Earth and Two moons
Artist's impression of a hypothetical collision between the moon and a companion moon Martin Jutzi/Erik Asphaug/Natu

Once upon a time, a second moon orbited the Earth, but after a slow-motion collision with its bigger sister, our planet was left with one, scientists say. Astronomers believe that this collision, which lasted several hours, can explain the moon's symmetry.

The second moon around Earth would have been about 750 miles wide and could have formed from the same collision between the planet and a Mars-sized object.

A new report regarding the two moons was published in the Aug. 3 issue of the journal Nature.

The slow-motion collision explains a lot about the striking difference between the mountainous far side of the moon and the smoother lunar surface of vast plains visible to Earth in the night sky, said Erik Asphaug, a planetary scientist at the University of California, Santa Cruz. He co-authored the study with Martin Jutzi of the University of Berne.

Rather than form a giant crater, Reuters reported, a low-velocity collision like the one theorized in the study would have piled material up into a thick, jagged layer of solid crust. In fact, the moon's crust is about 30 miles (50 kilometers) thicker on its near side.

There is also a richer source of potassium (K) on the near side, as well as rare-earth elements (REE) and phosphorus (P), which are collectively known as KREEP.

Asphaug says this suggests that that something compressed the KREEP layer to one side of the moon, well after the rest of the crust had solidified. And he believes an impact is the most likely explanation.

"By definition, a big collision occurs only on one side," Asphaug told Nature, "and unless it globally melts the planet, it creates an asymmetry."

Jutzi, speaking to the UK Guardian, said the impact produced a disc of debris around the Earth and from this disc we got the moon, but there is no reason for why only moon would be formed.

Asphaug and Jutzi created a computer model showing that the collision a collision with a sister moon about one-thirtieth the moon's mass, or around 1,000 kilometers in diameter, can explain the current moon's state.

It is proposed that tidal forces from Earth would have caused both moons to migrate outward. The balance of forces became unstable as the two moons moved further away from the Earth and the two moons collided slowly, preventing a big crater from forming in the Earth's moon.

"It's not a typical cratering event, where you fire a 'bullet' and excavate a crater much larger than the bullet," Asphaug says in Nature. "Here, you make a crater only about one-fifth the volume of the impactor, and the impactor just kind of splats into the cavity."

Nature said Apshaug's theory isn't the only attempt to explain the lunar dichotomy, as others have invoked tidal effects from Earth's gravity, or convective forces from cooling rocks in the Moon's mantle.
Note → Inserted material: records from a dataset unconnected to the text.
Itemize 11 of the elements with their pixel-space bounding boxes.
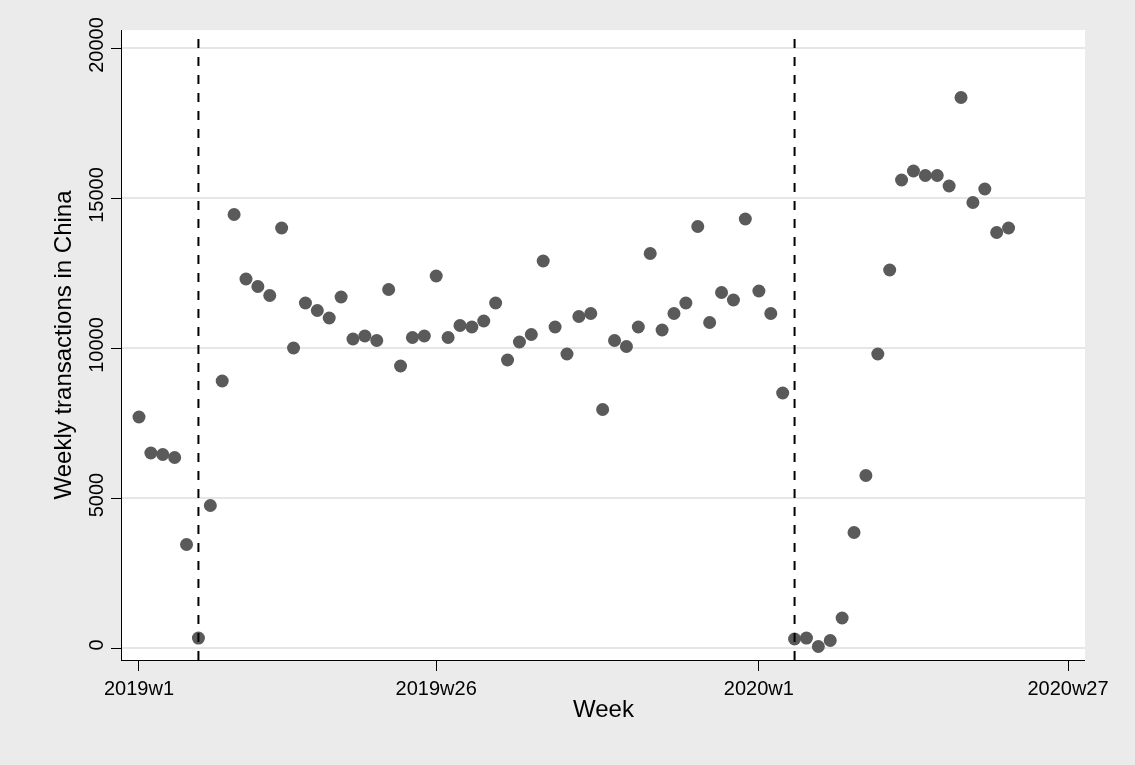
y-tick-label: 15000	[85, 167, 107, 223]
y-tick-label: 0	[85, 639, 107, 651]
y-tick-label: 10000	[85, 317, 107, 373]
x-tick-label: 2020w1	[723, 677, 794, 699]
x-axis-title: Week	[573, 695, 635, 723]
x-tick-label: 2020w27	[1027, 677, 1109, 699]
y-tick-label: 5000	[85, 472, 107, 518]
x-tick-label: 2019w26	[395, 677, 477, 699]
y-axis-title: Weekly transactions in China	[49, 189, 77, 500]
x-tick-label: 2019w1	[103, 677, 175, 699]
y-tick-label: 20000	[85, 17, 107, 73]
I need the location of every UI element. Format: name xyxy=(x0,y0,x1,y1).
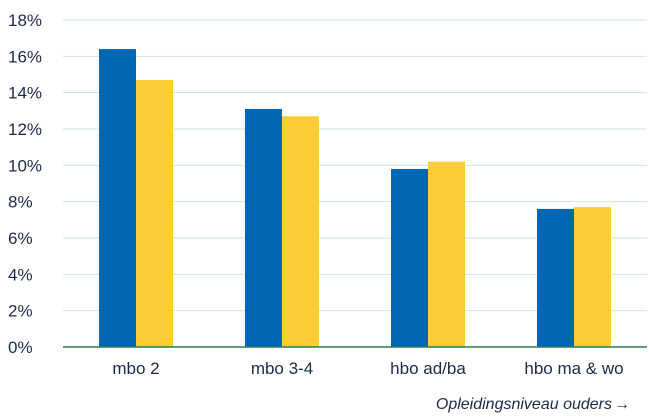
x-axis-category-labels: mbo 2 mbo 3-4 hbo ad/ba hbo ma & wo xyxy=(112,359,623,378)
bar-series-1-1 xyxy=(99,49,136,348)
y-tick-label: 2% xyxy=(8,302,33,321)
bar-series-1-4 xyxy=(537,208,574,347)
bar-series-2-4 xyxy=(574,207,611,347)
y-tick-label: 18% xyxy=(8,11,42,30)
bar-series-2-3 xyxy=(428,161,465,347)
bar-series-1-3 xyxy=(391,168,428,347)
y-tick-label: 6% xyxy=(8,229,33,248)
y-tick-label: 10% xyxy=(8,156,42,175)
bar-series-1-2 xyxy=(245,109,282,348)
x-category-label: hbo ad/ba xyxy=(390,359,466,378)
y-tick-label: 16% xyxy=(8,47,42,66)
y-axis-tick-labels: 0% 2% 4% 6% 8% 10% 12% 14% 16% 18% xyxy=(8,11,42,357)
y-tick-label: 0% xyxy=(8,338,33,357)
x-category-label: hbo ma & wo xyxy=(524,359,623,378)
x-axis-arrow-icon: → xyxy=(614,396,630,413)
x-axis-title-group: Opleidingsniveau ouders → xyxy=(436,396,630,413)
bar-series-2-2 xyxy=(282,116,319,348)
bars xyxy=(99,49,611,348)
x-category-label: mbo 3-4 xyxy=(251,359,313,378)
y-tick-label: 12% xyxy=(8,120,42,139)
bar-series-2-1 xyxy=(136,79,173,347)
x-axis-title: Opleidingsniveau ouders xyxy=(436,396,612,413)
x-category-label: mbo 2 xyxy=(112,359,159,378)
y-tick-label: 8% xyxy=(8,193,33,212)
y-tick-label: 14% xyxy=(8,84,42,103)
y-tick-label: 4% xyxy=(8,265,33,284)
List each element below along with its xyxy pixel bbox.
"The fact that the nearside of the Moon looks so different to the far side has been a puzzle since the dawn of the space age, perhaps second only to the origin of the moon itself," Francis Nimmo, of the University of California, Santa Cruz, who proposed tidal forces as the cause. "One of the elegant aspects of [this] study is that it links these two puzzles together: perhaps the giant collision that formed the moon also spalled off some smaller bodies, one of which later fell back to the moon to cause the dichotomy that we see today."